BulkECB Mode - 1.0 English

Versal Adaptive SoC Integrated 400G High Speed Channelized Cryptography Engine Subsystem Product Guide (PG372)

Document ID
PG372
Release Date
2024-01-30
Version
1.0 English

When configured for BulkECB mode, the HSC Subsystem implements the AES-ECB encryption function. In this mode, each message is divided into 128-bit blocks and each block is encrypted separately using the given key for that message. The BulkECB mode does not support authentication. Furthermore, the BulkECB mode supports only the encryption (not decryption) function on both the encryption and decryption paths. Each packet is processed according to the following parameters:

  • Secure Association (SA) index associated with the packet
  • SA Key
  • Cipher suite
    • AES-128
    • AES-256
  • Confidentiality offset (0 to 63 bytes)
  • Bypass selection

On the encryption path, the SA index is set using the enc_igr_prtif_crypto_sa_index_p0 through enc_igr_prtif_crypto_sa_index_p3 input ports, which are sampled during the first cycle of the packet.

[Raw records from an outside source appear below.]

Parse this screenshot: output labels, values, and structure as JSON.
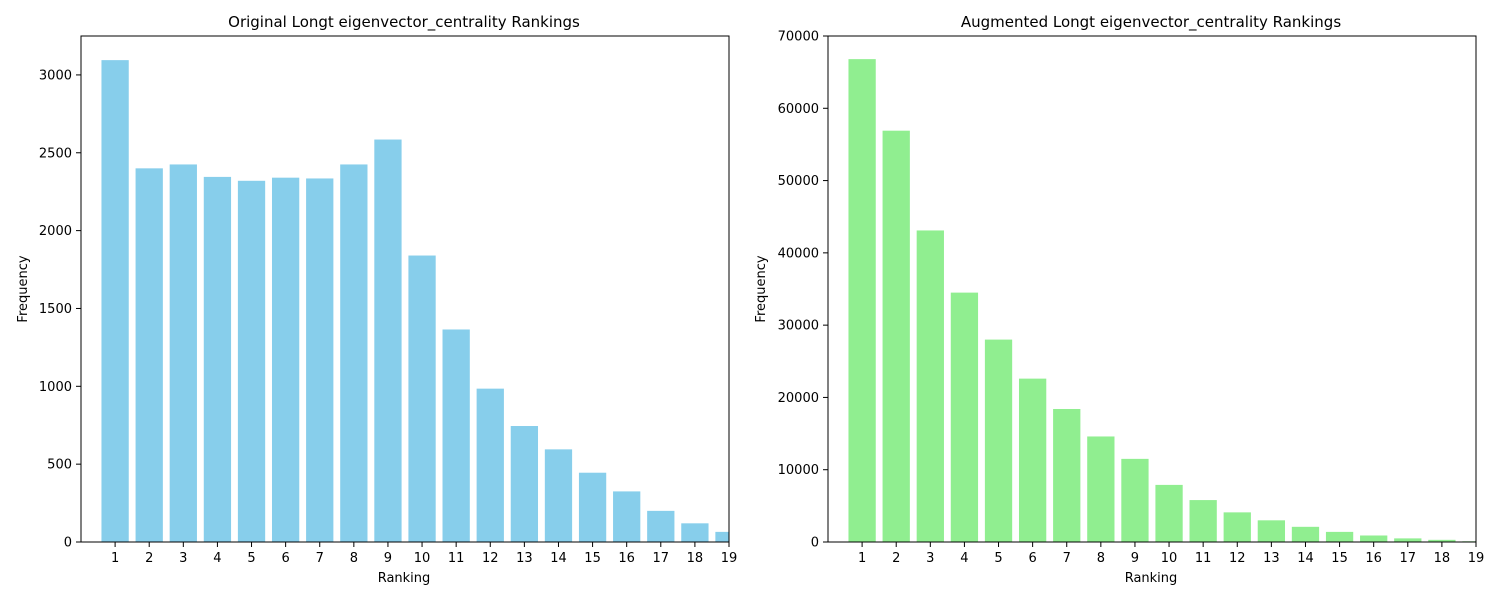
{
  "chart_data": [
    {
      "type": "bar",
      "title": "Original Longt eigenvector_centrality Rankings",
      "xlabel": "Ranking",
      "ylabel": "Frequency",
      "color": "#87ceeb",
      "categories": [
        1,
        2,
        3,
        4,
        5,
        6,
        7,
        8,
        9,
        10,
        11,
        12,
        13,
        14,
        15,
        16,
        17,
        18,
        19
      ],
      "values": [
        3095,
        2400,
        2425,
        2345,
        2320,
        2340,
        2335,
        2425,
        2585,
        1840,
        1365,
        985,
        745,
        595,
        445,
        325,
        200,
        120,
        65
      ],
      "ylim": [
        0,
        3250
      ],
      "xlim": [
        0,
        19
      ],
      "yticks": [
        0,
        500,
        1000,
        1500,
        2000,
        2500,
        3000
      ],
      "xticks": [
        1,
        2,
        3,
        4,
        5,
        6,
        7,
        8,
        9,
        10,
        11,
        12,
        13,
        14,
        15,
        16,
        17,
        18,
        19
      ],
      "grid": false,
      "legend": "none"
    },
    {
      "type": "bar",
      "title": "Augmented Longt eigenvector_centrality Rankings",
      "xlabel": "Ranking",
      "ylabel": "Frequency",
      "color": "#90ee90",
      "categories": [
        1,
        2,
        3,
        4,
        5,
        6,
        7,
        8,
        9,
        10,
        11,
        12,
        13,
        14,
        15,
        16,
        17,
        18,
        19
      ],
      "values": [
        66800,
        56900,
        43100,
        34500,
        28000,
        22600,
        18400,
        14600,
        11500,
        7900,
        5800,
        4100,
        3000,
        2100,
        1400,
        900,
        500,
        300,
        100
      ],
      "ylim": [
        0,
        70000
      ],
      "xlim": [
        0,
        19
      ],
      "yticks": [
        0,
        10000,
        20000,
        30000,
        40000,
        50000,
        60000,
        70000
      ],
      "xticks": [
        1,
        2,
        3,
        4,
        5,
        6,
        7,
        8,
        9,
        10,
        11,
        12,
        13,
        14,
        15,
        16,
        17,
        18,
        19
      ],
      "grid": false,
      "legend": "none"
    }
  ]
}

Similarly, dec_igr_prtif_crypto_sa_index_p0 through dec_igr_prtif_crypto_sa_index_p3 are used on the decryption path.

The SA key may be provided (in the same cycle as SOP on the AXI4-Stream interface) by user logic that is external to the HSC Subsystem. Alternatively, the core retrieves the key from its internal table based on the SA index. Internal keys use SA index value of 0 to 1023, while external keys use the remaining SA index values.

In the encryption path, the cipher suite is selecting using the enc_igr_prtif_crypto_cipher_suite_p0 through enc_igr_prtif_crypto_cipher_suite_p3 input ports, which are sampled during the first cycle of the packet. Similarly, dec_igr_prtif_crypto_cipher_suite_p0 through dec_igr_prtif_crypto_cipher_suite_p3 are used on the decryption path.

The confidentiality offset determines the length of the unencrypted portion of the packet. In BulkECB mode the offset can be set to any value from 0 to 63 bytes, counting from the start of the packet. In the encryption path, the confidentiality offset is set using the enc_igr_prtif_crypto_conf_offset_p0 through enc_igr_prtif_crypto_conf_offset_p3 input ports, which are sampled during the first cycle of the packet. Similarly, dec_igr_prtif_crypto_conf_offset_p0 through dec_igr_prtif_crypto_conf_offset_p3 are used on the decryption path.

In BulkECB mode, the part of the packet that is encrypted must be a multiple of 128 bits.

In BulkECB mode, the bypass indication signal is used to indicate that the corresponding packet must bypass the encryption function and path through the HSC Subsystem unchanged. On the encryption path, the bypass indication is set using enc_igr_prtif_crypto_byp_p0 through enc_igr_prtif_crypto_byp_p3 inputs, which are sampled during the first cycle of the packet. Similarly, dec_igr_prtif_crypto_byp_p0 through dec_igr_prtif_crypto_byp_p3 inputs are used ion the decryption path.